Темный переулок светился уходящими изгибом фонарями. У церкви было темно. Березы, голые, холодные, стояли в рыхлом снегу, стесненные домами, как нарисованные. Большие окна в мелком переплете за железной решеткой тускло желтели огнями.
Федор Михайлович решил укрыться от преследователя. Он вошел в ворота ограды, по старым плитам прошел к церкви. Тяжелые железные двери, обитые гвоздями, были раскрыты, за ними были вторые, решетчатые, дальше деревянные… Двумя ступеньками вниз спустился Федор Михайлович и очутился в пахучем церковном сумраке. Душно пахло ладаном и воском. И еще примешивался запах ветхости. Древних риз, тлеющих бархатных подвесков на лампадах, пыли, накопленной веками. Очень мало было народа. Народ еще был на улицах, еще ходил, опьяненный властью, углублял революцию. Не до церкви было ему. В эти дни упоения красными флагами смешной, жалкой и ненужной казалась церковь. В ней были лишь старики да старухи.
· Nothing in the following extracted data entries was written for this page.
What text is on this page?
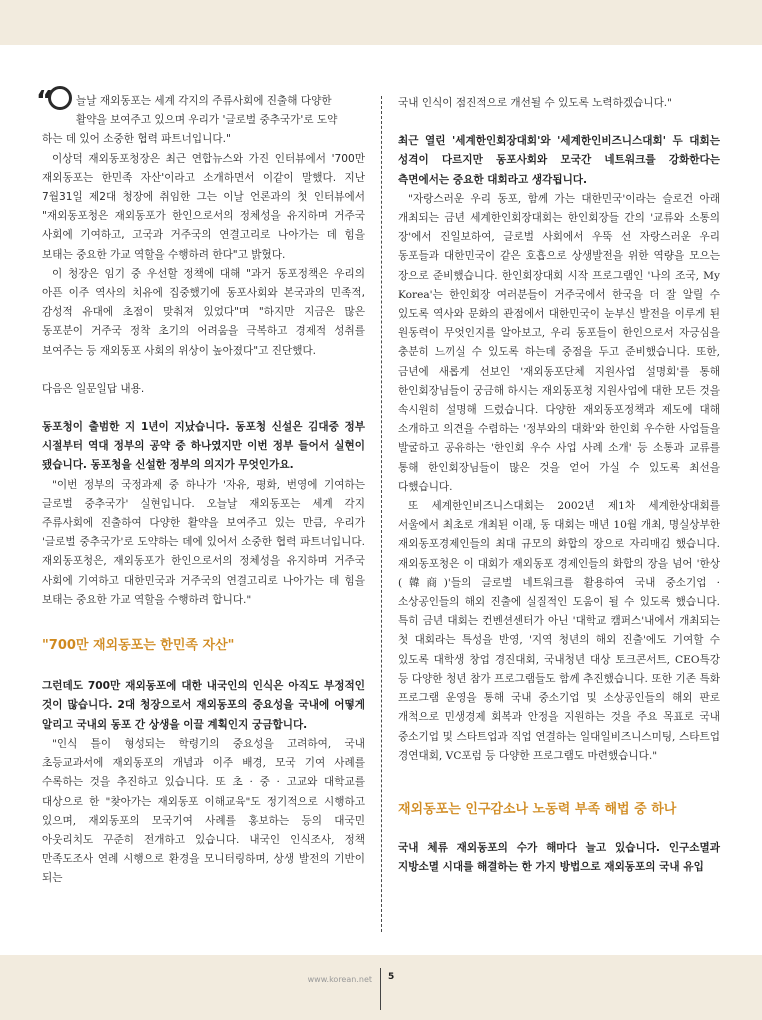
“	늘날 재외동포는 세계 각지의 주류사회에 진출해 다양한

활약을 보여주고 있으며 우리가 '글로벌 중추국가'로 도약

하는 데 있어 소중한 협력 파트너입니다."

이상덕 재외동포청장은 최근 연합뉴스와 가진 인터뷰에서 '700만 재외동포는 한민족 자산'이라고 소개하면서 이같이 말했다. 지난 7월31일 제2대 청장에 취임한 그는 이날 언론과의 첫 인터뷰에서 "재외동포청은 재외동포가 한인으로서의 정체성을 유지하며 거주국 사회에 기여하고, 고국과 거주국의 연결고리로 나아가는 데 힘을 보태는 중요한 가교 역할을 수행하려 한다"고 밝혔다.

이 청장은 임기 중 우선할 정책에 대해 "과거 동포정책은 우리의 아픈 이주 역사의 치유에 집중했기에 동포사회와 본국과의 민족적, 감성적 유대에 초점이 맞춰져 있었다"며 "하지만 지금은 많은 동포분이 거주국 정착 초기의 어려움을 극복하고 경제적 성취를 보여주는 등 재외동포 사회의 위상이 높아졌다"고 진단했다.

다음은 일문일답 내용.

동포청이 출범한 지 1년이 지났습니다. 동포청 신설은 김대중 정부 시절부터 역대 정부의 공약 중 하나였지만 이번 정부 들어서 실현이 됐습니다. 동포청을 신설한 정부의 의지가 무엇인가요.

"이번 정부의 국정과제 중 하나가 '자유, 평화, 번영에 기여하는 글로벌 중추국가' 실현입니다. 오늘날 재외동포는 세계 각지 주류사회에 진출하여 다양한 활약을 보여주고 있는 만큼, 우리가 '글로벌 중추국가'로 도약하는 데에 있어서 소중한 협력 파트너입니다. 재외동포청은, 재외동포가 한인으로서의 정체성을 유지하며 거주국 사회에 기여하고 대한민국과 거주국의 연결고리로 나아가는 데 힘을 보태는 중요한 가교 역할을 수행하려 합니다."

"700만 재외동포는 한민족 자산"

그런데도 700만 재외동포에 대한 내국인의 인식은 아직도 부정적인 것이 많습니다. 2대 청장으로서 재외동포의 중요성을 국내에 어떻게 알리고 국내외 동포 간 상생을 이끌 계획인지 궁금합니다.

"인식 틀이 형성되는 학령기의 중요성을 고려하여, 국내 초등교과서에 재외동포의 개념과 이주 배경, 모국 기여 사례를 수록하는 것을 추진하고 있습니다. 또 초 · 중 · 고교와 대학교를 대상으로 한 "찾아가는 재외동포 이해교육"도 정기적으로 시행하고 있으며, 재외동포의 모국기여 사례를 홍보하는 등의 대국민 아웃리치도 꾸준히 전개하고 있습니다. 내국인 인식조사, 정책 만족도조사 연례 시행으로 환경을 모니터링하며, 상생 발전의 기반이 되는

국내 인식이 점진적으로 개선될 수 있도록 노력하겠습니다."

최근 열린 '세계한인회장대회'와 '세계한인비즈니스대회' 두 대회는 성격이 다르지만 동포사회와 모국간 네트워크를 강화한다는 측면에서는 중요한 대회라고 생각됩니다.

"자랑스러운 우리 동포, 함께 가는 대한민국'이라는 슬로건 아래 개최되는 금년 세계한인회장대회는 한인회장들 간의 '교류와 소통의 장'에서 진일보하여, 글로벌 사회에서 우뚝 선 자랑스러운 우리 동포들과 대한민국이 같은 호흡으로 상생발전을 위한 역량을 모으는 장으로 준비했습니다. 한인회장대회 시작 프로그램인 '나의 조국, My Korea'는 한인회장 여러분들이 거주국에서 한국을 더 잘 알릴 수 있도록 역사와 문화의 관점에서 대한민국이 눈부신 발전을 이루게 된 원동력이 무엇인지를 알아보고, 우리 동포들이 한인으로서 자긍심을 충분히 느끼실 수 있도록 하는데 중점을 두고 준비했습니다. 또한, 금년에 새롭게 선보인 '재외동포단체 지원사업 설명회'를 통해 한인회장님들이 궁금해 하시는 재외동포청 지원사업에 대한 모든 것을 속시원히 설명해 드렸습니다. 다양한 재외동포정책과 제도에 대해 소개하고 의견을 수렴하는 '정부와의 대화'와 한인회 우수한 사업들을 발굴하고 공유하는 '한인회 우수 사업 사례 소개' 등 소통과 교류를 통해 한인회장님들이 많은 것을 얻어 가실 수 있도록 최선을 다했습니다.

또 세계한인비즈니스대회는 2002년 제1차 세계한상대회를 서울에서 최초로 개최된 이래, 동 대회는 매년 10월 개최, 명실상부한 재외동포경제인들의 최대 규모의 화합의 장으로 자리매김 했습니다. 재외동포청은 이 대회가 재외동포 경제인들의 화합의 장을 넘어 '한상(韓商)'들의 글로벌 네트워크를 활용하여 국내 중소기업 · 소상공인들의 해외 진출에 실질적인 도움이 될 수 있도록 했습니다. 특히 금년 대회는 컨벤션센터가 아닌 '대학교 캠퍼스'내에서 개최되는 첫 대회라는 특성을 반영, '지역 청년의 해외 진출'에도 기여할 수 있도록 대학생 창업 경진대회, 국내청년 대상 토크콘서트, CEO특강 등 다양한 청년 참가 프로그램들도 함께 추진했습니다. 또한 기존 특화 프로그램 운영을 통해 국내 중소기업 및 소상공인들의 해외 판로 개척으로 민생경제 회복과 안정을 지원하는 것을 주요 목표로 국내 중소기업 및 스타트업과 직업 연결하는 일대일비즈니스미팅, 스타트업 경연대회, VC포럼 등 다양한 프로그램도 마련했습니다."

재외동포는 인구감소나 노동력 부족 해법 중 하나

국내 체류 재외동포의 수가 해마다 늘고 있습니다. 인구소멸과 지방소멸 시대를 해결하는 한 가지 방법으로 재외동포의 국내 유입

www.korean.net 5
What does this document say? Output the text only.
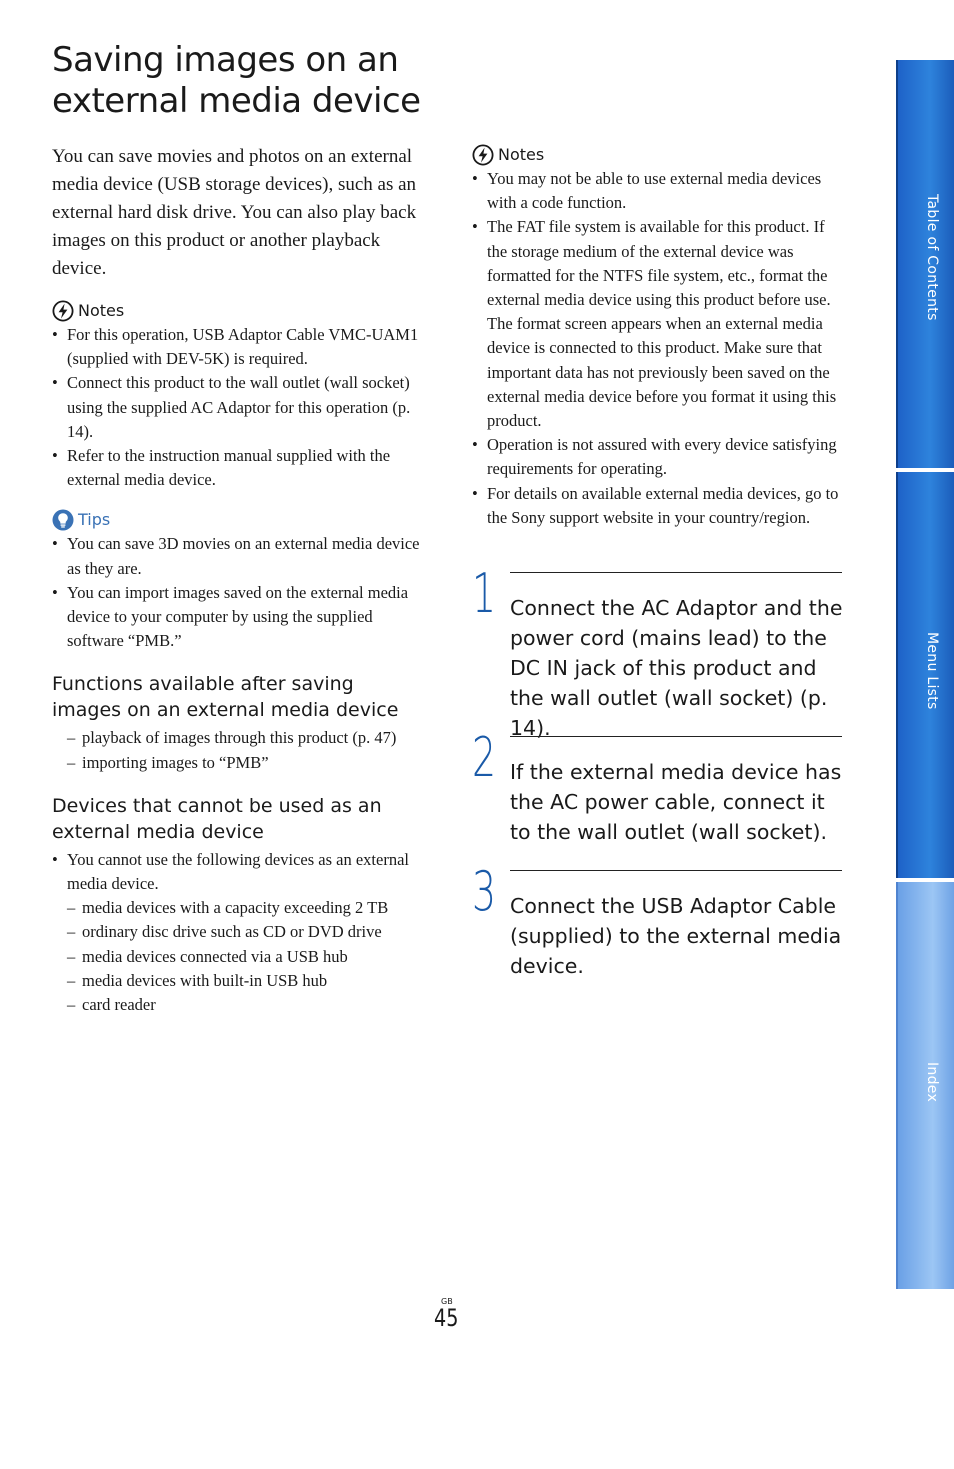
Saving images on an external media device

You can save movies and photos on an external media device (USB storage devices), such as an external hard disk drive. You can also play back images on this product or another playback device.

Notes
• For this operation, USB Adaptor Cable VMC-UAM1 (supplied with DEV-5K) is required.
• Connect this product to the wall outlet (wall socket) using the supplied AC Adaptor for this operation (p. 14).
• Refer to the instruction manual supplied with the external media device.
Tips
• You can save 3D movies on an external media device as they are.
• You can import images saved on the external media device to your computer by using the supplied software “PMB.”
Functions available after saving images on an external media device
– playback of images through this product (p. 47)
– importing images to “PMB”
Devices that cannot be used as an external media device
• You cannot use the following devices as an external media device.
– media devices with a capacity exceeding 2 TB
– ordinary disc drive such as CD or DVD drive
– media devices connected via a USB hub
– media devices with built-in USB hub
– card reader
Notes
• You may not be able to use external media devices with a code function.
• The FAT file system is available for this product. If the storage medium of the external device was formatted for the NTFS file system, etc., format the external media device using this product before use. The format screen appears when an external media device is connected to this product. Make sure that important data has not previously been saved on the external media device before you format it using this product.
• Operation is not assured with every device satisfying requirements for operating.
• For details on available external media devices, go to the Sony support website in your country/region.
1 Connect the AC Adaptor and the power cord (mains lead) to the DC IN jack of this product and the wall outlet (wall socket) (p. 14).
2 If the external media device has the AC power cable, connect it to the wall outlet (wall socket).
3 Connect the USB Adaptor Cable (supplied) to the external media device.
Table of Contents
Menu Lists
Index
GB
45
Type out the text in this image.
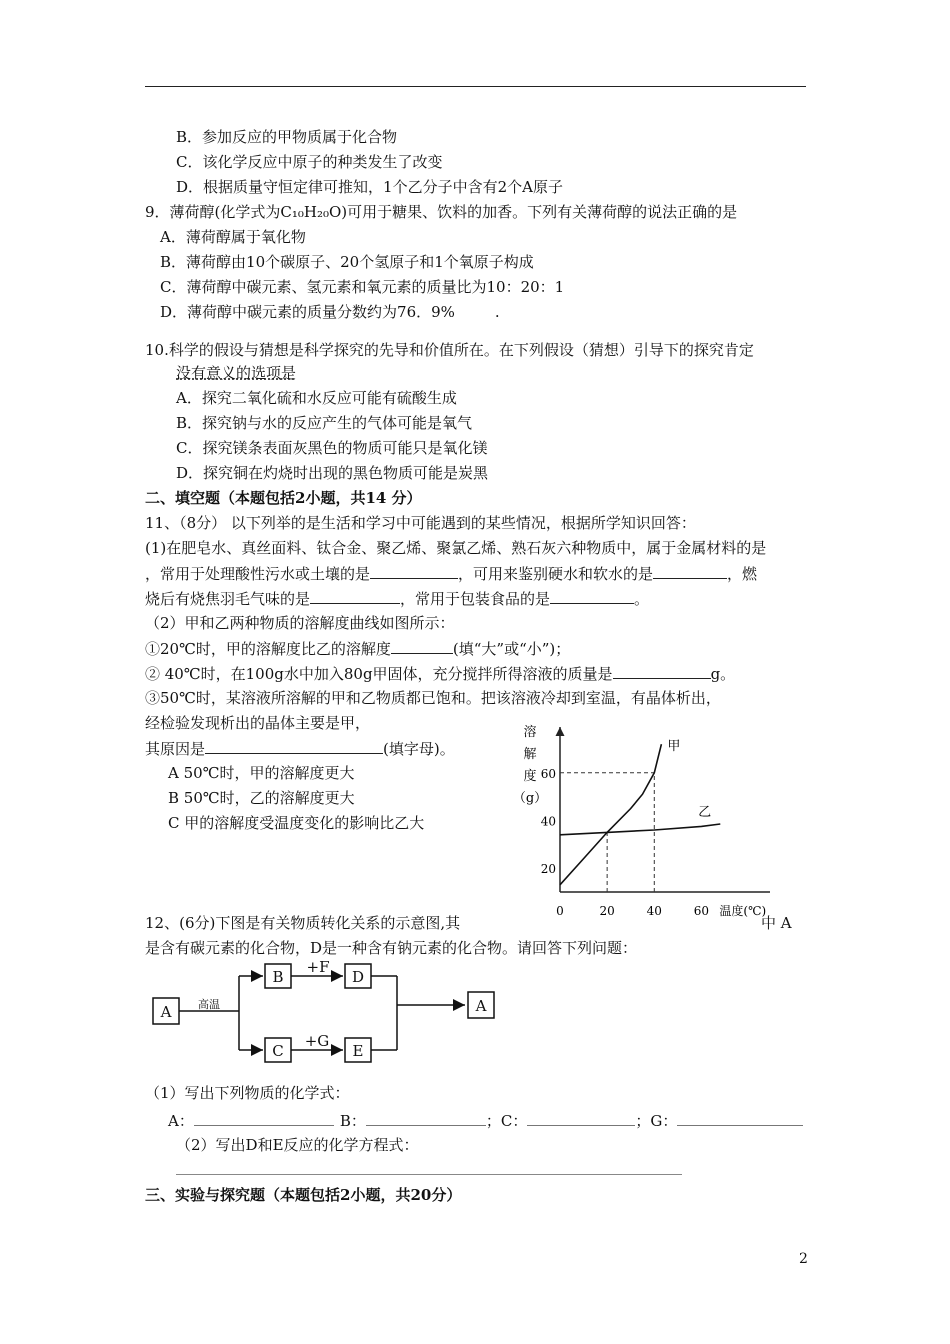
B．参加反应的甲物质属于化合物
C．该化学反应中原子的种类发生了改变
D．根据质量守恒定律可推知，1个乙分子中含有2个A原子
9．薄荷醇(化学式为C₁₀H₂₀O)可用于糖果、饮料的加香。下列有关薄荷醇的说法正确的是
A．薄荷醇属于氧化物
B．薄荷醇由10个碳原子、20个氢原子和1个氧原子构成
C．薄荷醇中碳元素、氢元素和氧元素的质量比为10：20：1
D．薄荷醇中碳元素的质量分数约为76．9%	.
10.科学的假设与猜想是科学探究的先导和价值所在。在下列假设（猜想）引导下的探究肯定
没有意义的选项是
A．探究二氧化硫和水反应可能有硫酸生成
B．探究钠与水的反应产生的气体可能是氧气
C．探究镁条表面灰黑色的物质可能只是氧化镁
D．探究铜在灼烧时出现的黑色物质可能是炭黑
二、填空题（本题包括2小题，共14 分）
11、（8分） 以下列举的是生活和学习中可能遇到的某些情况，根据所学知识回答：
(1)在肥皂水、真丝面料、钛合金、聚乙烯、聚氯乙烯、熟石灰六种物质中，属于金属材料的是
，常用于处理酸性污水或土壤的是	，可用来鉴别硬水和软水的是	，燃
烧后有烧焦羽毛气味的是	，常用于包装食品的是	。
（2）甲和乙两种物质的溶解度曲线如图所示：
①20℃时，甲的溶解度比乙的溶解度	(填“大”或“小”)；
② 40℃时，在100g水中加入80g甲固体，充分搅拌所得溶液的质量是	g。
③50℃时，某溶液所溶解的甲和乙物质都已饱和。把该溶液冷却到室温，有晶体析出，
经检验发现析出的晶体主要是甲，
其原因是	(填字母)。
A 50℃时，甲的溶解度更大
B 50℃时，乙的溶解度更大
C 甲的溶解度受温度变化的影响比乙大
20
40
60
0	20	40	60 温度(℃)
溶
解
度
（g）
甲
乙
12、(6分)下图是有关物质转化关系的示意图,其	中 A
是含有碳元素的化合物，D是一种含有钠元素的化合物。请回答下列问题：
A 高温
B
+F
D
C
+G
E
A
（1）写出下列物质的化学式：
A：	B：	；C：	；G：
（2）写出D和E反应的化学方程式：
三、实验与探究题（本题包括2小题，共20分）
2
Шла великопостная служба, и Федор Михайлович вспомнил, что был чистый понедельник. Долго, торопливо и невнятно, то повышая, то понижая голос, читал чтец и много раз повторял: "Господи помилуй".
Федор Михайлович вырос под надзором своей очень верующей матери. В гимназии и в корпусе он читал на клиросе, и каждое слово было ему понятно. Каждое слово будило воспоминания о далеком милом прошлом.
Вышел священник и тихо, с вздохом и сокрушением, произнес: "Господи и Владыко живота моего! Духа праздности, уныния, любоначалия и празднословия не даждь ми!.."
Все рухнули на колени и опустились, сгибая спины в низком земном поклоне. Тишина стояла несколько мгновений в храме. Слышны были вздохи, чуть скрипнули сапоги по каменному полу, и хрустнула у кого-то костяшка. Шаркали ногами, вставая, и опять говорил священник.
Федор Михайлович один не становился на колени, не касался лбом холодного плитного пола. Он стоял в темноте у окна, и опять, как утром, когда он лежал в маленькой комнате, мысли летели ураганом и яростно двое спорили в нем и искали, как же все это случилось.